It might be a good idea to design your backend tasks so that they can be scheduled (manually, or perhaps by querying your current quota usage) in the "Frontend" context using task queues, if you have spare Frontend CPU cycles.
I abandoned GAE before Backends came out, so can't comment on that. But, what I did a few times was:
Cron scheduled to kick off process
Cron handler invokes a task URL
task grabs first item (URL) from datastore, executes HTTP request, operates on data, updates the URL record as having worked on it and the invokes the task URL again.
So cron is basically waking up taskqueue periodically and taskqueue runs recursively until it reaches some stopping point.
You can see it in action one of my public GAE apps - https://github.com/mavenn/watchbots-gae-python.
Let's say I have 1000's of jobs to perform repeatedly, how would you propose I architect my system on Google AppEngine?
I need to be able to add more jobs whilst effectively scaling the system.

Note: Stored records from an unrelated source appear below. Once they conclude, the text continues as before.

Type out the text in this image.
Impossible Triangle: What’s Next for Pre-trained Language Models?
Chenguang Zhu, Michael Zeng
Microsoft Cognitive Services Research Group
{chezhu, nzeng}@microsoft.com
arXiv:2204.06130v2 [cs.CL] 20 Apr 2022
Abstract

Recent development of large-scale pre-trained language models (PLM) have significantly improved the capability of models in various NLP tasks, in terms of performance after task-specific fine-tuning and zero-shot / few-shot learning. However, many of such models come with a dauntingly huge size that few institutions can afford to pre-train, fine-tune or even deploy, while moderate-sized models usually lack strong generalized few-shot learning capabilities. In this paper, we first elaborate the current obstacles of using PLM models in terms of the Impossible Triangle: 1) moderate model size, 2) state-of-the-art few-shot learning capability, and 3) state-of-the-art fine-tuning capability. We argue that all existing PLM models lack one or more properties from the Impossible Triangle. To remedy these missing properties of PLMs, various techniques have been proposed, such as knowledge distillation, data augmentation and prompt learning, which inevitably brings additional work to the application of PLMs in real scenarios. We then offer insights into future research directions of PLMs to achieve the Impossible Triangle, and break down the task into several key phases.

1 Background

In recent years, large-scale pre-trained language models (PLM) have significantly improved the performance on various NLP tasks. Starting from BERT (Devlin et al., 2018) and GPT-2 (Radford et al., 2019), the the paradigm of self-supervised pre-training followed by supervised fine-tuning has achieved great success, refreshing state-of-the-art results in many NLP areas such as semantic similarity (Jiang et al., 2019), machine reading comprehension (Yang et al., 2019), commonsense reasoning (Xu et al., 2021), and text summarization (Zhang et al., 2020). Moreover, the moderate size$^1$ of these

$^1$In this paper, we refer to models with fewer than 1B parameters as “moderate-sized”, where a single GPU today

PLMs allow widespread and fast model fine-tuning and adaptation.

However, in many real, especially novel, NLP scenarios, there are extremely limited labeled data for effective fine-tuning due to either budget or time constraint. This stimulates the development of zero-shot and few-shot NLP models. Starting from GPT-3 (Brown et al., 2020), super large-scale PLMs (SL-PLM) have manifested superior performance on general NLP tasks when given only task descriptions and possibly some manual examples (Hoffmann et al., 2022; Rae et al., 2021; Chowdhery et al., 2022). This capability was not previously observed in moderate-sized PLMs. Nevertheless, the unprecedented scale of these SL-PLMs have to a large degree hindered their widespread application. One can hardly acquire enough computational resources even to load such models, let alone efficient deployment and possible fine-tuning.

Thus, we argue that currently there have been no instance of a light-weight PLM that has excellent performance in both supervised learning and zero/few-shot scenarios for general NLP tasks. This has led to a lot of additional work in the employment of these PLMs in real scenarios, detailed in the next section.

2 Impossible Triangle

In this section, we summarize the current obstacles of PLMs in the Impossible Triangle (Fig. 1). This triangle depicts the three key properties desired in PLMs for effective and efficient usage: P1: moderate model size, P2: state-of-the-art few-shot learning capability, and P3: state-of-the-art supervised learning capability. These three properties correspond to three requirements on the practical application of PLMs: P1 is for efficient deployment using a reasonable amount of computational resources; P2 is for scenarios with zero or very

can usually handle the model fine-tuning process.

Scheduled Tasks are part of the solution of course as well as Task Queues but I am looking for more insights has to best utilize these resources.
NOTE: There are no dependencies between "jobs".
Based on what little description you've provided, it's hard to say. You probably want to use the Task Queue, and maybe the deferred library if you're using Python. All that's required to use these is to use the API to enqueue a task.
If you're talking about having many repeating tasks, you have a couple of options:
Start off the first task on the task queue manually, and use 'chaining' to have each invocation queue the next one with the appropriate interval.
Store each schedule in the datastore. Have a cron job regularly scan for any tasks that have reached their ETA; fire off a task queue task for each, updating the ETA for the next run.
I think you could use Cron Jobs.
Regards.